Katzenbach, C.

Published in:

Price, M., Verhulst, S., & Morgan, L. (Eds.), Routledge Handbook of Media Law (pp. 399-418). Abingdon, New York: Routledge.




Book contributions and chapters

Social Communication has always been realized to a large degree through media technologies. Since the end of the 20th century, however, information and communication technologies are increasingly tangled up with our everyday social interactions and structures. We no longer turn to distinct media products like newspapers or TV channels to experience mediated communication; our everyday life is deeply embedded within media. Krotz (2007) and others have coined the term "mediatization" to describe this process. "Contemporary society," argues Hjarvard, "is permeated by the media, to an extent that the media may no longer be conceived of as being separate from cultural and other institutions" (2008: 105).
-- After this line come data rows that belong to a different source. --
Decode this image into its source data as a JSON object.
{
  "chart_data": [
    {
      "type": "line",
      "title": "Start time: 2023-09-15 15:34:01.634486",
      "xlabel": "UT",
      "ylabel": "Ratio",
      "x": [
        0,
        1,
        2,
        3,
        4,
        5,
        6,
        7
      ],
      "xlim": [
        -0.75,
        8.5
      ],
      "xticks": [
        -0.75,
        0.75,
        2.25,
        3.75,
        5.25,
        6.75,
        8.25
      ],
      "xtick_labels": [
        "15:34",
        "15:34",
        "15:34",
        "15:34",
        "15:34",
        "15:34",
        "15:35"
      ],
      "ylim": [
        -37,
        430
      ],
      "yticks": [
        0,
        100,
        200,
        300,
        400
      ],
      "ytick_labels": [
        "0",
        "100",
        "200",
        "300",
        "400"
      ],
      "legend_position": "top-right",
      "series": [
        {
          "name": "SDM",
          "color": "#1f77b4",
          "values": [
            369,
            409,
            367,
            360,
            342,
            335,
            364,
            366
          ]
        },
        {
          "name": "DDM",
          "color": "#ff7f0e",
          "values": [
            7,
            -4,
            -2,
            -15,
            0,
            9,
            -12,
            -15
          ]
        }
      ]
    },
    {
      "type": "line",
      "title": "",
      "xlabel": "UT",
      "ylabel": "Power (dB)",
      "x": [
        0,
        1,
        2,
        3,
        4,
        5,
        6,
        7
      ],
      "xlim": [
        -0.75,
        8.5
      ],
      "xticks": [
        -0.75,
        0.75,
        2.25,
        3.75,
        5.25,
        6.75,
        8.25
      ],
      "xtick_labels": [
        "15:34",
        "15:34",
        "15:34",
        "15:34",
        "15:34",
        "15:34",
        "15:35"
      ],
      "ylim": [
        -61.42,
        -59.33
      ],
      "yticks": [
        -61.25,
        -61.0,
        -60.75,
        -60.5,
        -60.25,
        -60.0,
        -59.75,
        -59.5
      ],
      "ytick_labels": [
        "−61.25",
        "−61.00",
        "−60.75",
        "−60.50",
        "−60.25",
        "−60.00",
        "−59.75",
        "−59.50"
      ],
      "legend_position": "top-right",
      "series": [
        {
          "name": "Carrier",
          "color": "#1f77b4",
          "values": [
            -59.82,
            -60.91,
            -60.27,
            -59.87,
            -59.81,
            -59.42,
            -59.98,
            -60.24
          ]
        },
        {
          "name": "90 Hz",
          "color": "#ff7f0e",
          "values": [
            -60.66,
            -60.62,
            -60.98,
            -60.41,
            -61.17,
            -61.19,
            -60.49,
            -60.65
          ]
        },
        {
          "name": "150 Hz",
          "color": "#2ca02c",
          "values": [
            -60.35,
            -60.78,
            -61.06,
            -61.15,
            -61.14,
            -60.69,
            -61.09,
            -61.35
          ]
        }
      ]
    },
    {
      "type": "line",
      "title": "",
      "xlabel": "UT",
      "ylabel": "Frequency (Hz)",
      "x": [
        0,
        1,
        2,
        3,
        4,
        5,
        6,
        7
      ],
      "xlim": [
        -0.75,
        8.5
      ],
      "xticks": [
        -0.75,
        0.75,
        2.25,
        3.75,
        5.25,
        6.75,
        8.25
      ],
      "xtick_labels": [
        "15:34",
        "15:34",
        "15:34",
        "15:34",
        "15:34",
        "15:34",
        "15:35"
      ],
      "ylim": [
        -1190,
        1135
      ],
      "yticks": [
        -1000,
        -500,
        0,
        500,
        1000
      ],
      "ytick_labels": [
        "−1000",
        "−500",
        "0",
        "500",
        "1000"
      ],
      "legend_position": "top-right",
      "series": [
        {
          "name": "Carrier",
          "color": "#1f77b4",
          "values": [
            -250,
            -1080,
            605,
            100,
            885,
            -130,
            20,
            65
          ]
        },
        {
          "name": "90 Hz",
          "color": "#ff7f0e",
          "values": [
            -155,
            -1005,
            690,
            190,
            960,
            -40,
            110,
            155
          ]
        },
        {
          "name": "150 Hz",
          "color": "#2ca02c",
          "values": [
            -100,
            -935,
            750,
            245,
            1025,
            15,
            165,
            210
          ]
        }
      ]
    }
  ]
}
Deuze (2012) even speaks plainly of a "media life" that we are living — not with media but rather in media. This deep integration of media technology into our daily life calls attention to an issue that has been discussed for decades in media and communication studies: How do media technologies change and shape the way we communicate, both on an individual as well as societal, level? Whereas media theorists long argued for strong impacts of media technology in the line of Marshall McLuhan, this thread of literature has been put on a sidetrack by constructivist approaches since the early 1980s. Since then, media scholars have either focused on the domestication and usage patterns of technologies (cf. Berker at al. 2006), or postulated technology as a black box that triggers change and in some cases regulatory adjustments. This paper takes a different stance on the relation between media regulation and technology. Drawing on governance research, regulation is understood as a complex process of ordering, including private and public law, formal and informal means, discursive and material elements. This shift of perspective allows conceptualizing technology not simply as an external trigger or target for regulation, but as an integral and contested part of regulatory constellations. Taking Lawrence Lessig’s (1999) term "code is law" as a starting point, this chapter brings together literature from the fields of governance research and science and technology studies (STS) to tackle the "politics of information and communication technologies" (Mansell/Silverstone 1996), outlining a model of media governance with a special focus on technology.